This information is interpolated by Grok AI as exact percentages were not available.

Today there are 2 to 3x more college students than there were in the 1960s and 1970s. Consequently, just by how the data is counted, more young people today are shown as “living at home” just because of the far higher percent now attending college (and living at home while attending a community college or local 4-year college). I lived at home the first 2 years I was at a 4-year college and would have been counted as “living at home” in the late 1970s.
As Grok puts it
- In both eras, full-time college students are much more likely to live with parents or in dorms (which Census counts as “not living independently” until the 1990s; after that, dorms were reclassified, but many still live at home).

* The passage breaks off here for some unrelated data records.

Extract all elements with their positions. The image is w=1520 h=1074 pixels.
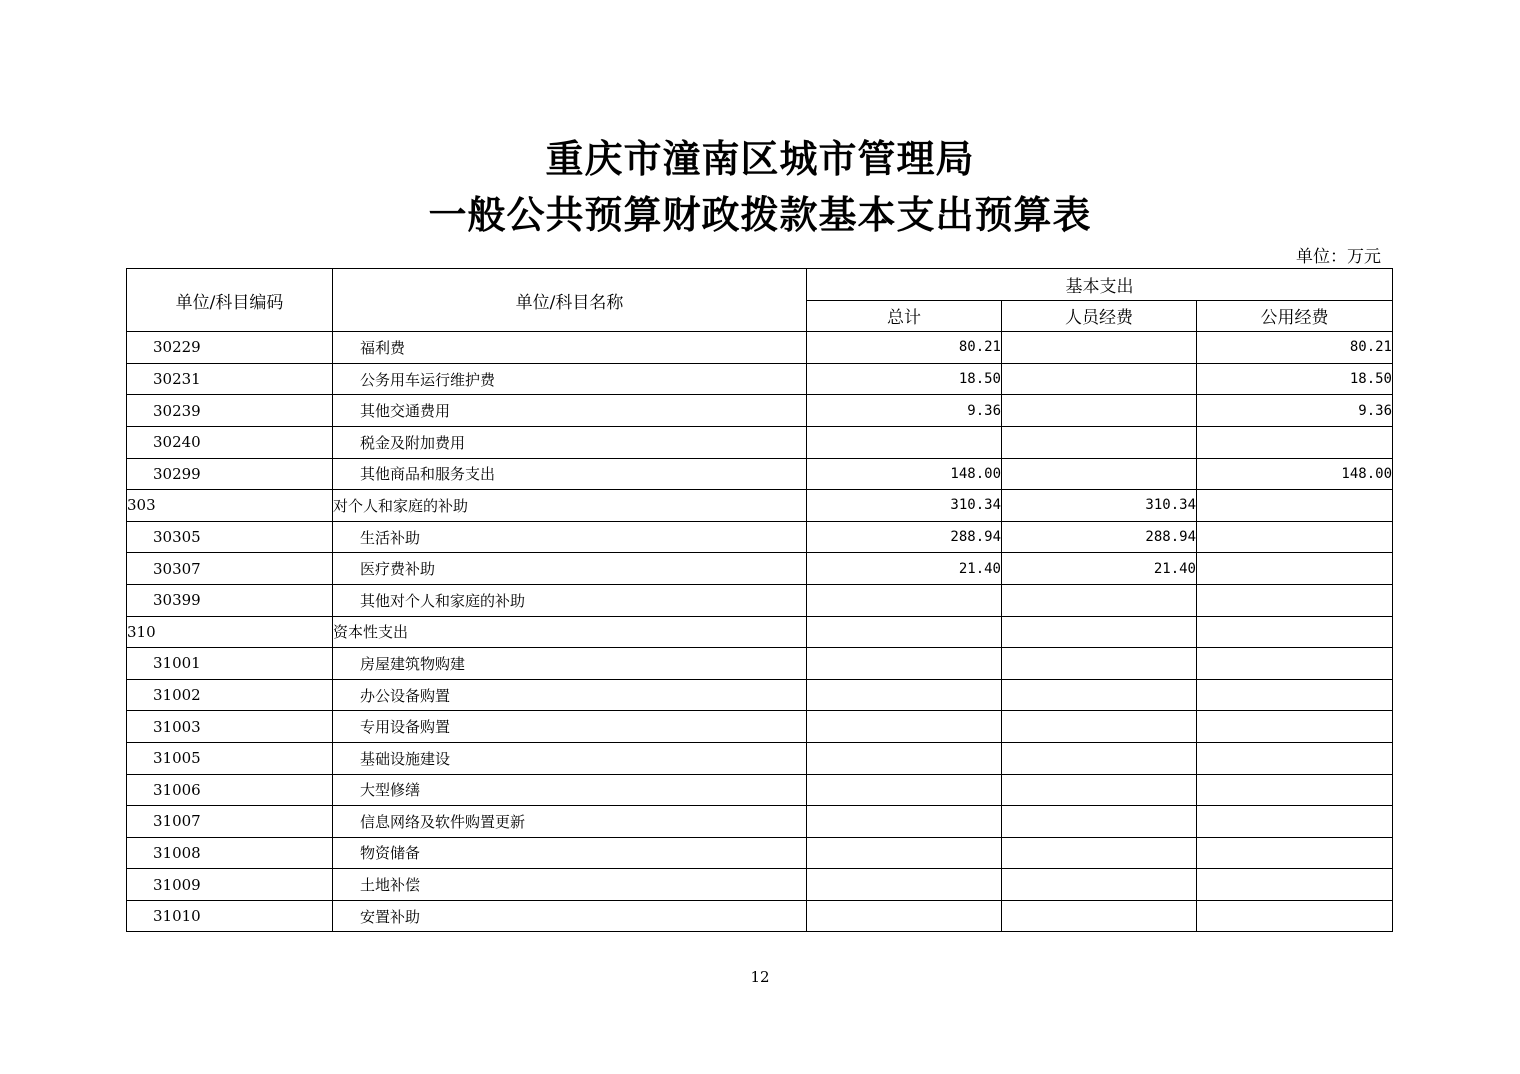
cell-total (807, 426, 1002, 458)
table-row (127, 742, 1393, 774)
table-row (127, 332, 1393, 364)
cell-code: 31003 (127, 711, 333, 743)
header-personnel: 人员经费 (1002, 300, 1197, 332)
table-row (127, 774, 1393, 806)
cell-personnel (1002, 679, 1197, 711)
cell-personnel (1002, 742, 1197, 774)
cell-code: 31010 (127, 900, 333, 932)
cell-name: 土地补偿 (333, 869, 807, 901)
cell-personnel (1002, 774, 1197, 806)
cell-total: 148.00 (807, 458, 1002, 490)
cell-public (1197, 584, 1393, 616)
table-row (127, 584, 1393, 616)
cell-name: 房屋建筑物购建 (333, 648, 807, 680)
cell-total (807, 837, 1002, 869)
cell-personnel (1002, 648, 1197, 680)
header-code: 单位/科目编码 (127, 269, 333, 332)
cell-name: 信息网络及软件购置更新 (333, 806, 807, 838)
cell-personnel (1002, 806, 1197, 838)
cell-personnel (1002, 616, 1197, 648)
table-row (127, 900, 1393, 932)
header-total: 总计 (807, 300, 1002, 332)
cell-total: 9.36 (807, 395, 1002, 427)
table-row (127, 426, 1393, 458)
cell-name: 资本性支出 (333, 616, 807, 648)
table-row (127, 363, 1393, 395)
cell-public: 148.00 (1197, 458, 1393, 490)
cell-public: 9.36 (1197, 395, 1393, 427)
cell-name: 安置补助 (333, 900, 807, 932)
cell-personnel (1002, 426, 1197, 458)
cell-name: 税金及附加费用 (333, 426, 807, 458)
cell-personnel (1002, 395, 1197, 427)
cell-personnel (1002, 711, 1197, 743)
cell-code: 31006 (127, 774, 333, 806)
cell-total: 80.21 (807, 332, 1002, 364)
cell-public (1197, 774, 1393, 806)
cell-public (1197, 711, 1393, 743)
cell-public: 18.50 (1197, 363, 1393, 395)
cell-public (1197, 806, 1393, 838)
cell-name: 其他交通费用 (333, 395, 807, 427)
cell-public (1197, 616, 1393, 648)
table-row (127, 806, 1393, 838)
cell-total (807, 584, 1002, 616)
table-row (127, 679, 1393, 711)
unit-label: 单位：万元 (1296, 247, 1381, 267)
cell-personnel: 288.94 (1002, 521, 1197, 553)
cell-public (1197, 490, 1393, 522)
cell-code: 30307 (127, 553, 333, 585)
cell-code: 31001 (127, 648, 333, 680)
cell-name: 福利费 (333, 332, 807, 364)
table-row (127, 869, 1393, 901)
cell-public (1197, 426, 1393, 458)
cell-total (807, 900, 1002, 932)
cell-code: 303 (127, 490, 333, 522)
table-row (127, 395, 1393, 427)
cell-code: 31005 (127, 742, 333, 774)
cell-public (1197, 837, 1393, 869)
cell-public (1197, 869, 1393, 901)
table-row (127, 837, 1393, 869)
cell-name: 办公设备购置 (333, 679, 807, 711)
cell-name: 公务用车运行维护费 (333, 363, 807, 395)
cell-code: 31002 (127, 679, 333, 711)
budget-table (126, 268, 1393, 932)
table-row (127, 711, 1393, 743)
cell-personnel (1002, 458, 1197, 490)
cell-personnel: 21.40 (1002, 553, 1197, 585)
cell-personnel (1002, 837, 1197, 869)
cell-code: 30231 (127, 363, 333, 395)
cell-name: 物资储备 (333, 837, 807, 869)
cell-public (1197, 679, 1393, 711)
cell-total: 21.40 (807, 553, 1002, 585)
table-row (127, 458, 1393, 490)
cell-total: 18.50 (807, 363, 1002, 395)
cell-personnel (1002, 900, 1197, 932)
cell-public: 80.21 (1197, 332, 1393, 364)
cell-name: 其他对个人和家庭的补助 (333, 584, 807, 616)
cell-personnel (1002, 584, 1197, 616)
table-row (127, 616, 1393, 648)
cell-total (807, 679, 1002, 711)
cell-code: 30305 (127, 521, 333, 553)
header-basic-expenditure: 基本支出 (807, 269, 1393, 301)
page-number: 12 (750, 968, 770, 986)
cell-public (1197, 742, 1393, 774)
table-row (127, 648, 1393, 680)
cell-code: 30399 (127, 584, 333, 616)
cell-total (807, 869, 1002, 901)
cell-name: 其他商品和服务支出 (333, 458, 807, 490)
document-title-line1: 重庆市潼南区城市管理局 (545, 136, 975, 181)
cell-code: 310 (127, 616, 333, 648)
cell-name: 专用设备购置 (333, 711, 807, 743)
cell-code: 31008 (127, 837, 333, 869)
cell-name: 基础设施建设 (333, 742, 807, 774)
cell-total: 310.34 (807, 490, 1002, 522)
cell-public (1197, 553, 1393, 585)
document-title-line2: 一般公共预算财政拨款基本支出预算表 (428, 192, 1092, 237)
cell-total (807, 742, 1002, 774)
cell-personnel (1002, 869, 1197, 901)
header-name: 单位/科目名称 (333, 269, 807, 332)
cell-total (807, 616, 1002, 648)
cell-personnel (1002, 363, 1197, 395)
cell-name: 医疗费补助 (333, 553, 807, 585)
table-row (127, 490, 1393, 522)
cell-public (1197, 648, 1393, 680)
cell-code: 30239 (127, 395, 333, 427)
cell-name: 大型修缮 (333, 774, 807, 806)
cell-total (807, 648, 1002, 680)
cell-code: 30229 (127, 332, 333, 364)
table-row (127, 521, 1393, 553)
cell-code: 31009 (127, 869, 333, 901)
table-row (127, 553, 1393, 585)
cell-total (807, 774, 1002, 806)
table-body (127, 332, 1393, 932)
cell-personnel: 310.34 (1002, 490, 1197, 522)
cell-public (1197, 900, 1393, 932)
cell-code: 31007 (127, 806, 333, 838)
cell-code: 30299 (127, 458, 333, 490)
cell-name: 对个人和家庭的补助 (333, 490, 807, 522)
cell-code: 30240 (127, 426, 333, 458)
header-public: 公用经费 (1197, 300, 1393, 332)
cell-public (1197, 521, 1393, 553)
cell-name: 生活补助 (333, 521, 807, 553)
cell-personnel (1002, 332, 1197, 364)
cell-total (807, 806, 1002, 838)
cell-total: 288.94 (807, 521, 1002, 553)
cell-total (807, 711, 1002, 743)
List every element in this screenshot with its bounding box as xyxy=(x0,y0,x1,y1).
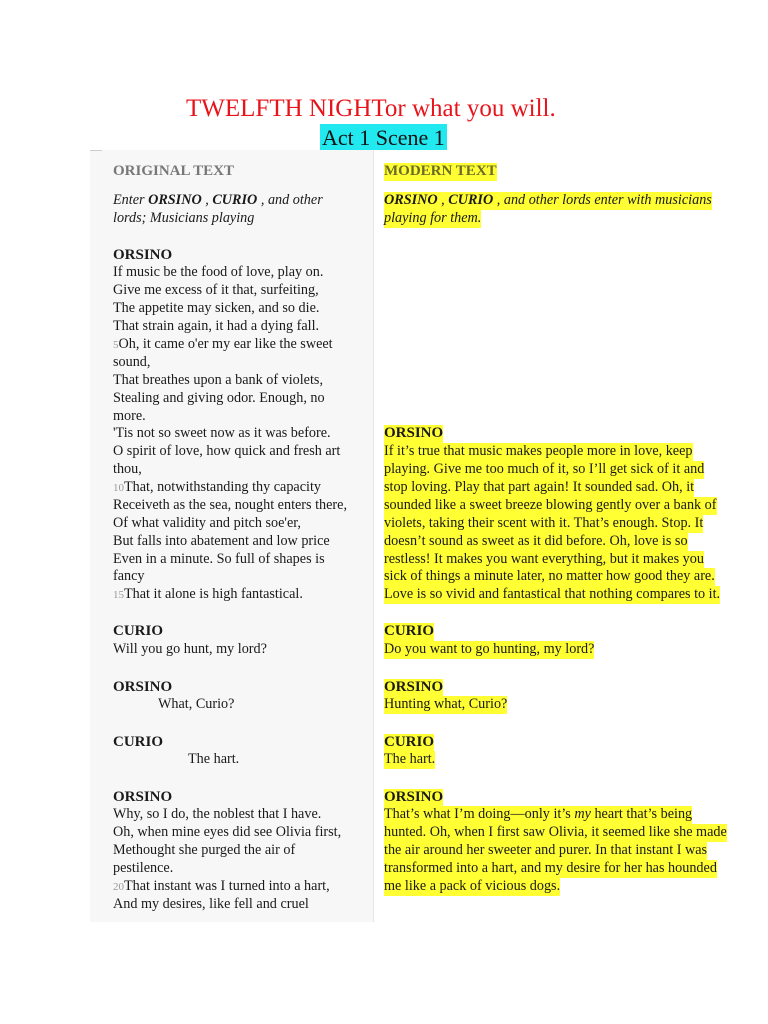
verse-line: What, Curio? xyxy=(158,696,235,712)
verse-line: Even in a minute. So full of shapes is xyxy=(113,551,325,567)
modern-stage-direction-line-1: ORSINO , CURIO , and other lords enter with musicians xyxy=(384,192,712,208)
verse-line: O spirit of love, how quick and fresh art xyxy=(113,443,341,459)
verse-line: 10That, notwithstanding thy capacity xyxy=(113,479,322,495)
verse-line: 'Tis not so sweet now as it was before. xyxy=(113,425,331,441)
speaker-label: ORSINO xyxy=(113,679,173,695)
verse-line: thou, xyxy=(113,461,142,477)
verse-line: That breathes upon a bank of violets, xyxy=(113,372,323,388)
verse-line: fancy xyxy=(113,568,145,584)
modern-line: Do you want to go hunting, my lord? xyxy=(384,641,595,657)
modern-line: stop loving. Play that part again! It sounded sad. Oh, it xyxy=(384,479,695,495)
verse-line: 20That instant was I turned into a hart, xyxy=(113,878,330,894)
modern-line: transformed into a hart, and my desire for her has hounded xyxy=(384,860,717,876)
modern-line: doesn’t sound as sweet as it did before. Oh, love is so xyxy=(384,533,688,549)
line-number: 10 xyxy=(113,482,124,494)
verse-line: If music be the food of love, play on. xyxy=(113,264,324,280)
modern-line: restless! It makes you want everything, but it makes you xyxy=(384,551,704,567)
modern-line: the air around her sweeter and purer. In that instant I was xyxy=(384,842,708,858)
verse-line: But falls into abatement and low price xyxy=(113,533,330,549)
modern-line: me like a pack of vicious dogs. xyxy=(384,878,561,894)
modern-line: Love is so vivid and fantastical that nothing compares to it. xyxy=(384,586,721,602)
modern-line: If it’s true that music makes people more in love, keep xyxy=(384,443,693,459)
verse-line: Why, so I do, the noblest that I have. xyxy=(113,806,322,822)
speaker-label: ORSINO xyxy=(384,679,444,695)
modern-line: The hart. xyxy=(384,751,436,767)
speaker-label: ORSINO xyxy=(384,425,444,441)
line-number: 5 xyxy=(113,339,119,351)
verse-line: Oh, when mine eyes did see Olivia first, xyxy=(113,824,342,840)
speaker-label: ORSINO xyxy=(384,789,444,805)
modern-line: Hunting what, Curio? xyxy=(384,696,508,712)
original-stage-direction-line-2: lords; Musicians playing xyxy=(113,210,255,226)
verse-line: 15That it alone is high fantastical. xyxy=(113,586,303,602)
modern-line: sick of things a minute later, no matter how good they are. xyxy=(384,568,715,584)
modern-text-header: MODERN TEXT xyxy=(384,163,497,179)
verse-line: 5Oh, it came o'er my ear like the sweet xyxy=(113,336,333,352)
verse-line: The appetite may sicken, and so die. xyxy=(113,300,320,316)
verse-line: And my desires, like fell and cruel xyxy=(113,896,309,912)
line-number: 15 xyxy=(113,589,124,601)
translation-page xyxy=(90,150,763,922)
modern-line: violets, taking their scent with it. That’s enough. Stop. It xyxy=(384,515,704,531)
modern-line: hunted. Oh, when I first saw Olivia, it seemed like she made xyxy=(384,824,727,840)
speaker-label: ORSINO xyxy=(113,789,173,805)
corner-mark xyxy=(90,150,102,151)
modern-line: playing. Give me too much of it, so I’ll get sick of it and xyxy=(384,461,705,477)
verse-line: Will you go hunt, my lord? xyxy=(113,641,267,657)
verse-line: more. xyxy=(113,408,146,424)
verse-line: Give me excess of it that, surfeiting, xyxy=(113,282,319,298)
line-number: 20 xyxy=(113,881,124,893)
play-title: TWELFTH NIGHTor what you will. xyxy=(186,95,556,122)
speaker-label: CURIO xyxy=(384,734,435,750)
verse-line: Receiveth as the sea, nought enters there, xyxy=(113,497,348,513)
verse-line: sound, xyxy=(113,354,151,370)
modern-line: sounded like a sweet breeze blowing gently over a bank of xyxy=(384,497,717,513)
verse-line: Stealing and giving odor. Enough, no xyxy=(113,390,325,406)
speaker-label: ORSINO xyxy=(113,247,173,263)
scene-title: Act 1 Scene 1 xyxy=(322,125,445,150)
modern-stage-direction-line-2: playing for them. xyxy=(384,210,482,226)
verse-line: pestilence. xyxy=(113,860,174,876)
original-stage-direction-line-1: Enter ORSINO , CURIO , and other xyxy=(113,192,323,208)
speaker-label: CURIO xyxy=(384,623,435,639)
verse-line: Methought she purged the air of xyxy=(113,842,296,858)
verse-line: That strain again, it had a dying fall. xyxy=(113,318,320,334)
modern-line: That’s what I’m doing—only it’s my heart that’s being xyxy=(384,806,693,822)
original-text-header: ORIGINAL TEXT xyxy=(113,163,235,179)
verse-line: The hart. xyxy=(188,751,240,767)
verse-line: Of what validity and pitch soe'er, xyxy=(113,515,301,531)
speaker-label: CURIO xyxy=(113,623,164,639)
speaker-label: CURIO xyxy=(113,734,164,750)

- Today: ~25–30% of 18–24-year-old college students live with parents (especially at commuter schools and community colleges). Another ~20–25% live in dorms (counted separately now).
- Boomer era: Far fewer students in college then, and most who did go to college lived on-campus or off-campus in cheap apartments (dorms were smaller, and many schools were commuter anyway).
Result: The sheer increase in college-going mechanically pushes up the “living with parents” percentage even if non-students behave exactly the same as in the 1970s.
Almost half of the increase in “living at home” is explained by the increase in college attendance, says Grok.
Fewer students going to college in the 1960s and 1970s also meant that most young people were working – rather than living at home and going to college.
See why it is incorrect to do direct comparisons between generations?